Acto seguido, un policía resultó herido en una emboscada luego de haber dejado a un equipo táctico de la Policía, que tenía como misión hallar con vida a los hombres secuestrados.
Se trata de Justino Vázquez, quien recibió dos impactos de bala que lo dejarán fuera de servicio por un tiempo. Las balas le produjeron una fractura en la pierna derecha y una fisura en el hombro, de donde la bala aún no se puede extraer.
Tras la autopsia, se supo que los hombres fueron ejecutados y primeramente puestos de rodilla. Estos son: Ramón Norberto Ayala Insaurralde, Catalino Ortíz Larrea, Pedro Pablo Ramírez Esquivel y el suboficial mayor, Feliciano Coronel Aguilar, quien en ese momento hacía de guardia en la estancia.

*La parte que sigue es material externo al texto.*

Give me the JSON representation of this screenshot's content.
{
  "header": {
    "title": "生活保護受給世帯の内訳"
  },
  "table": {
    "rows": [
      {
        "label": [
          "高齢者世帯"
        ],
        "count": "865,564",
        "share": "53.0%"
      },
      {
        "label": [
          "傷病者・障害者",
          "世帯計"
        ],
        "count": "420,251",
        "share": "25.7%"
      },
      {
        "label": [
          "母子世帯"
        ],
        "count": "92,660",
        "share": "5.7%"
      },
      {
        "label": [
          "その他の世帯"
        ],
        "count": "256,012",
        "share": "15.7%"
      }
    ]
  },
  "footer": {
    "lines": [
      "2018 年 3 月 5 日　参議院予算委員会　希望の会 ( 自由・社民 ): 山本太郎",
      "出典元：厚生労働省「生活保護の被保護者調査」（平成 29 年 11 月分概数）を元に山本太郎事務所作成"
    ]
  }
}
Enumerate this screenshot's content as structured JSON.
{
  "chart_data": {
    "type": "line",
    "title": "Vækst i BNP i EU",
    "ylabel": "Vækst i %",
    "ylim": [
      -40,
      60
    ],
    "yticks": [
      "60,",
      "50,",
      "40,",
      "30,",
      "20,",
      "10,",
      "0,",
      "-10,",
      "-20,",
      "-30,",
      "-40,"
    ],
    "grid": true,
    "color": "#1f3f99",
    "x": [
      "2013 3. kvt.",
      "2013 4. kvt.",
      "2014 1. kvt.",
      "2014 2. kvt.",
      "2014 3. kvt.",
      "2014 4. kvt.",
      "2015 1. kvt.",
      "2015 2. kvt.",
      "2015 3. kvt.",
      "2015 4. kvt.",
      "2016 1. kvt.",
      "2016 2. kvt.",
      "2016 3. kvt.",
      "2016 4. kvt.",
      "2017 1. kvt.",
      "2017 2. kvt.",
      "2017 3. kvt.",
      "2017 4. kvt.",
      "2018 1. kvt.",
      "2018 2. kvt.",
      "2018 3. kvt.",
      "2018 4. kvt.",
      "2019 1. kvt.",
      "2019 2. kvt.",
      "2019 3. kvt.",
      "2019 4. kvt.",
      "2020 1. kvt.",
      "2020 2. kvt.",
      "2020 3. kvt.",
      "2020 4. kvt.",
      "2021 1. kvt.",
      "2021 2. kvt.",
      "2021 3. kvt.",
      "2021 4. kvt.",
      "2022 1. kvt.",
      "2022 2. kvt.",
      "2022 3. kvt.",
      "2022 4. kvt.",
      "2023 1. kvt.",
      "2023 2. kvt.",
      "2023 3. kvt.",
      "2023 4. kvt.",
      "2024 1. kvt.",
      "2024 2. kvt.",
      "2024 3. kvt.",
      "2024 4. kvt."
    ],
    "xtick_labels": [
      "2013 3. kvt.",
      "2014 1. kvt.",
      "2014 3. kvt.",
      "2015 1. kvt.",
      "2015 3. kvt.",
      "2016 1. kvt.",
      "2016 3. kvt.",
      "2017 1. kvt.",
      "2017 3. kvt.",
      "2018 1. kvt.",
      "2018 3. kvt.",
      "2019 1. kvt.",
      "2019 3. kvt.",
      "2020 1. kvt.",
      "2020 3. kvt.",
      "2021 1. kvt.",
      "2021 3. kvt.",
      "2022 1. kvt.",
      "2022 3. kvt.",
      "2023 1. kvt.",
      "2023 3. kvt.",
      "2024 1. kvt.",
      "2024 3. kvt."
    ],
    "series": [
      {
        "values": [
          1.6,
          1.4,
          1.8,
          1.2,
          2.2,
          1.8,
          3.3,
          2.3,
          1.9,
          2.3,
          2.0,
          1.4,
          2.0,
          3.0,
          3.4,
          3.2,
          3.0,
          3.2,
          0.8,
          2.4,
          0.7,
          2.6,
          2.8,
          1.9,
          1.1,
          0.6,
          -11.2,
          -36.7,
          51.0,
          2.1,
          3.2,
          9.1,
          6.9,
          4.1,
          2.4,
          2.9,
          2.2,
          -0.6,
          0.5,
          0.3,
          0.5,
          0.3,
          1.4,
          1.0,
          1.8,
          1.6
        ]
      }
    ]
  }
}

El otro guardia, Jorge Sebastián Rojas Vera, también fue puesto de rodilla . Aparentemente intentó huir y recibió impactos de bala en los glúteos. Además, se encontaron signos de que recibió latigazos en la espalda. Una vez que cayó al suelo fue disparado también en la parte trasera de la cabeza, lo que finalmente terminó con su vida.
El domingo 18 de agosto, otros tres policías resultaron heridos en un atentado de la ruta 3 General Aquino, donde los criminales utilizaron artefactos explosivos y armas de fuego.
Los policías no tuvieron tiempo de responder a la balacera y lograron alejarse del lugar, pero a un kilómetro y medio la patrullera paró debido a que las cubiertas reventaron. Afortunadamente el caso no pasó a mayores y los policías Francisco León Machado, Sebastián Benítez y Emiliano Rivarola quienes estaban a bordo del rodado, no sufrieron heridas de gravedad.
Alrededor de 200 policías de agrupaciones especiales se encuentran desde el sábado incursionando en los montes adyacentes al río Ypané, aún sin resultados concretos. No obstante, el temor se acrecienta en el norte, donde los pobladores se mantienen más callados que nunca.
El Paraguay cuenta con un nuevo gobierno, con nuevos hombres al frente de la Policía y del Ministerio del Interior, de quienes la gente aguarda respuestas para que se acabe la zozobra en el norte.
“La gente más pobre y más humilde es la que está muriendo en el norte” decía Tomás Vázquez, hermano del policía herido en la noche del sábado.
Terroristas. El ministro del Interior, Francisco De Vargas calificó al EPP como grupo terrorista y así se convirtió en la primera persona que da ese status a la banda criminal.
Mensaje. Distintos personajes del ámbito político se pronunciaron al respecto . El exsenador colorado Hugo Estigarribia sostiene que el ataque del EPP “es un claro mensaje hacia el discurso de Cartes”, en alusión a su discurso de asunción, donde señalaba que los grupos armados no marcarían las pautas de su gobierno.
Estigarribia señaló que los actos criminales tienden a recordar a la comunidad de la zona que no deben delatarlos y también es una advertencia para la fuerza pública para que tengan en cuenta su poderío.
“Si el presidente Cartes dijo que el EPP no le marcaría la agenda, yo le digo que en la agenda ya está este hecho” es lo que dijo el expresidente y senador del Frente Guasu, Fernando Lugo, al tiempo de reclamar por las muerte de cinco campesinos en manos de sicarios que aún no fueron aclaradas.